Do Your Stories Pass the Speaker Smell Test?

Do people believe your stories?

How are your ‘Spidey senses’ when it comes to sniffing out if a story you hear and then think “Fabulous. That would be perfect for my talk” is true or not? And does the word ‘real’ matter ?

As an executive speaking coach who specialises in corporate storytelling, I always encourage speakers to favour finding, crafting and honing your own ‘real’ stories ahead of relying on stories you’ve heard elsewhere for 3 reasons:

a) It’s your – which means audiences can’t have heard it before or compare your telling of that story to anyone else

b) Having experienced something, you can more easily relive that story with passion and aplomb

c) Real stories come over as being more authentic. And you do too, as a consequence

But, that doesn’t mean I’m against telling other peoples’ stories. Far from it.

Why Speakers Need to Think About Whether Stories Are Real or Not

However, if you’re going to share stories you’ve heard from others, do yourself and your audience a favour and consider giving every third party tale a smell test before you present it as being real.

Truth is, unlike stories where you know you’re dealing with fiction immediately (like Harry Potter – and here’s me  outside the cafe in Edinburgh where J K Rowling, the most successful writer of fiction of our generation crafted her words of pure creativity)…

…Not everything you hear that purports to be fact is what it seems.

Here are two cases in point from when I was traveling from Dublin to Edinburgh this week.

Story Exhibit A:

I got into a chat with a Dublin taxi driver about stories and he told me about a recent experience he had in his cab that he first set up with a prejudiced opinion that many tourists are a bit dim! Here’s the rest of what he had to say:

“You want to know why?

 You know how some traffic lights make beeping noises before they turn from Red – like for blind people so they don’t walk into traffic?

Yeah, well I had this American in my car and he hears the beeping at a traffic light and asks me, “What’s that all about”?

So, I say: that’s to warn blind people that the lights are going to change so they don’t get into accidents

“That’s amazing”, says the American, “Where I come from we don’t blind people drive!””

His story made me laugh and I felt instantly tempted to find a chance to share it at a future speaking event…

…But, something stopped me.

His story seemed too neat and, in the back of my head, it even sounded a little familiar. And so, not wanting to appear stupid and get caught out by an audience if this was a tall tale, I Googled it.

Guess what I found?

Hmm. I came across many versions of this exact same story over many years and in different locations.

And here’s the thing. If my inner sense hadn’t told me to double check what he said, I’d have looked like an idiot at the podium for anyone who recognised that the story was a yarn masquerading as truth. And what do you think this would  do to my credibility?

Best case, the audience would place less trust in me. Worst case, they’d discount everything else I said.

Ooops.

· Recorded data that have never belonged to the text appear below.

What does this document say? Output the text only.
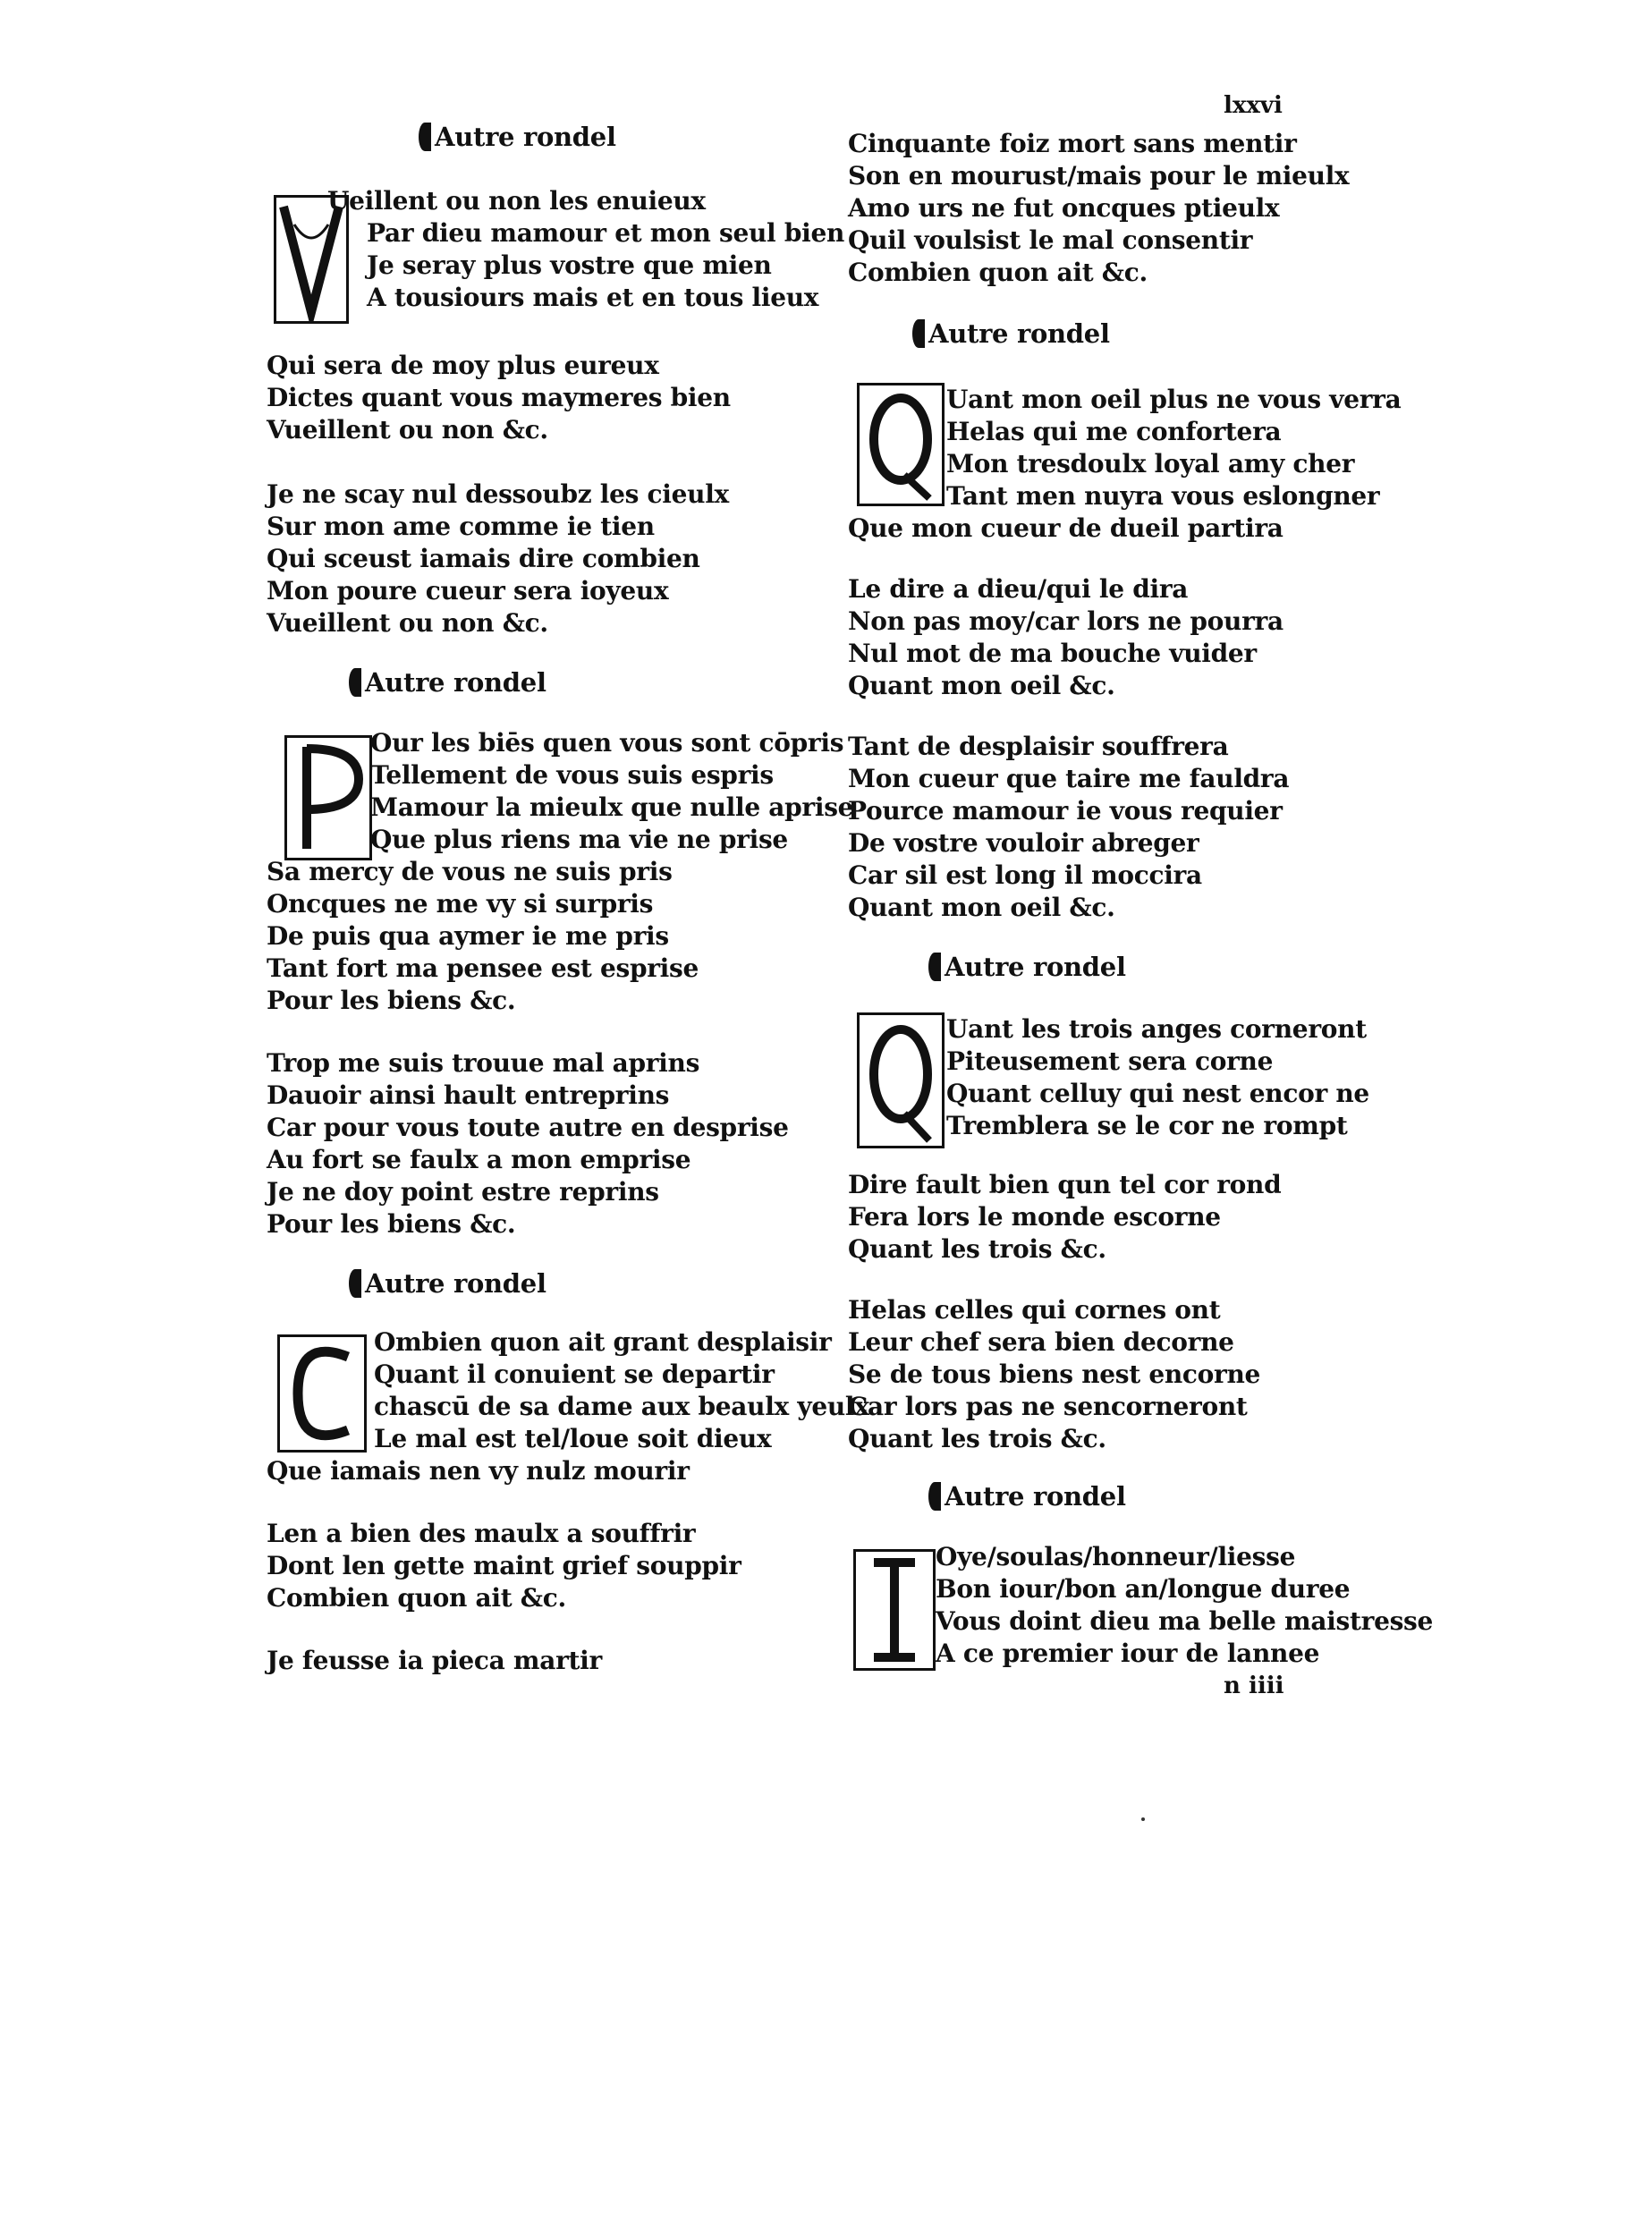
lxxvi
Autre rondel
Ueillent ou non les enuieux
Par dieu mamour et mon seul bien
Je seray plus vostre que mien
A tousiours mais et en tous lieux
Qui sera de moy plus eureux
Dictes quant vous maymeres bien
Vueillent ou non &c.
Je ne scay nul dessoubz les cieulx
Sur mon ame comme ie tien
Qui sceust iamais dire combien
Mon poure cueur sera ioyeux
Vueillent ou non &c.
Autre rondel
Our les biēs quen vous sont cōpris
Tellement de vous suis espris
Mamour la mieulx que nulle aprise
Que plus riens ma vie ne prise
Sa mercy de vous ne suis pris
Oncques ne me vy si surpris
De puis qua aymer ie me pris
Tant fort ma pensee est esprise
Pour les biens &c.
Trop me suis trouue mal aprins
Dauoir ainsi hault entreprins
Car pour vous toute autre en desprise
Au fort se faulx a mon emprise
Je ne doy point estre reprins
Pour les biens &c.
Autre rondel
Ombien quon ait grant desplaisir
Quant il conuient se departir
chascū de sa dame aux beaulx yeulx
Le mal est tel/loue soit dieux
Que iamais nen vy nulz mourir
Len a bien des maulx a souffrir
Dont len gette maint grief souppir
Combien quon ait &c.
Je feusse ia piecа martir
Cinquante foiz mort sans mentir
Son en mourust/mais pour le mieulx
Amo urs ne fut oncques ptieulx
Quil voulsist le mal consentir
Combien quon ait &c.
Autre rondel
Uant mon oeil plus ne vous verra
Helas qui me confortera
Mon tresdoulx loyal amy cher
Tant men nuyra vous eslongner
Que mon cueur de dueil partira
Le dire a dieu/qui le dira
Non pas moy/car lors ne pourra
Nul mot de ma bouche vuider
Quant mon oeil &c.
Tant de desplaisir souffrera
Mon cueur que taire me fauldra
Pource mamour ie vous requier
De vostre vouloir abreger
Car sil est long il moccira
Quant mon oeil &c.
Autre rondel
Uant les trois anges corneront
Piteusement sera corne
Quant celluy qui nest encor ne
Tremblera se le cor ne rompt
Dire fault bien qun tel cor rond
Fera lors le monde escorne
Quant les trois &c.
Helas celles qui cornes ont
Leur chef sera bien decorne
Se de tous biens nest encorne
Car lors pas ne sencorneront
Quant les trois &c.
Autre rondel
Oye/soulas/honneur/liesse
Bon iour/bon an/longue duree
Vous doint dieu ma belle maistresse
A ce premier iour de lannee
n iiii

Not worth it, right?

Story Exhibit B:

A few hour later and on my same trip to Edinburgh I got into a conversation with another passenger when my Ryanair flight got grounded due to technical snags and we were asked to deplane and get on a back up plane instead.

While commiserating with each other about how irritating travel delays can be, I admitted to being pleasantly surprised that everyone managed to get off our plane (with all our stuff) and get into the next plane and get seated so quickly.

My new pal Eoin agreed and with a kind of ‘I’ll see your Dublin and raise you a Frankfurt’ recollection said:

Yeah, that was really good alright, but I heard an even better story.

A colleague of mine had a similar issue as us when flying out of Frankfurt on a Ryanair flight – where once again tech issues meant they’d need a  new aircraft or they were going nowhere.

But this time there was a snag…

...By the time a new plane was in place at 10:55PM, a Ryanair crew member made this announcement:

Please be aware, because we’re in Frankfurt, where planes are not permitted to take off after 11PM,  you have 2 choices:

Option A, You can deplane now and we’ll try to get you where you need to be tomorrow – at times and via flights we don’t know yer – and you’ll have to find hotels to stay at this evening

Or B, and I don’t know if you can manage this, if you can somehow manage to get off this plane and on to the other with all of your bags, you could get out tonight.

That was it. No further instructions were given.

Remarkably, an entire collection of people – who didn’t know each other – managed to self organise and cooperate, with zero fuss, to get from one plane to the next in five minutes flat.

And the result? They made their flight with seconds to spare.

This story is still touted years later as an example of what can happen when people choose to self organise for everyone’s benefit.

Now, the difference between the cab driver’s story and this one was immediately obvious. It didn’t seem too neat and I had no Spidey sense worries about whether this really happened.

Of course, ‘cause I’m a pro, I did still Google the incident to make sure it wasn’t a myth…And, no surprise, I found no evidence that it was.

Why Speakers Should Trust Sources But Test a Little Too

And the moral of today’s post is this – trust your gut when figuring out what’s true but do a little sleuthing too. It pays to be right.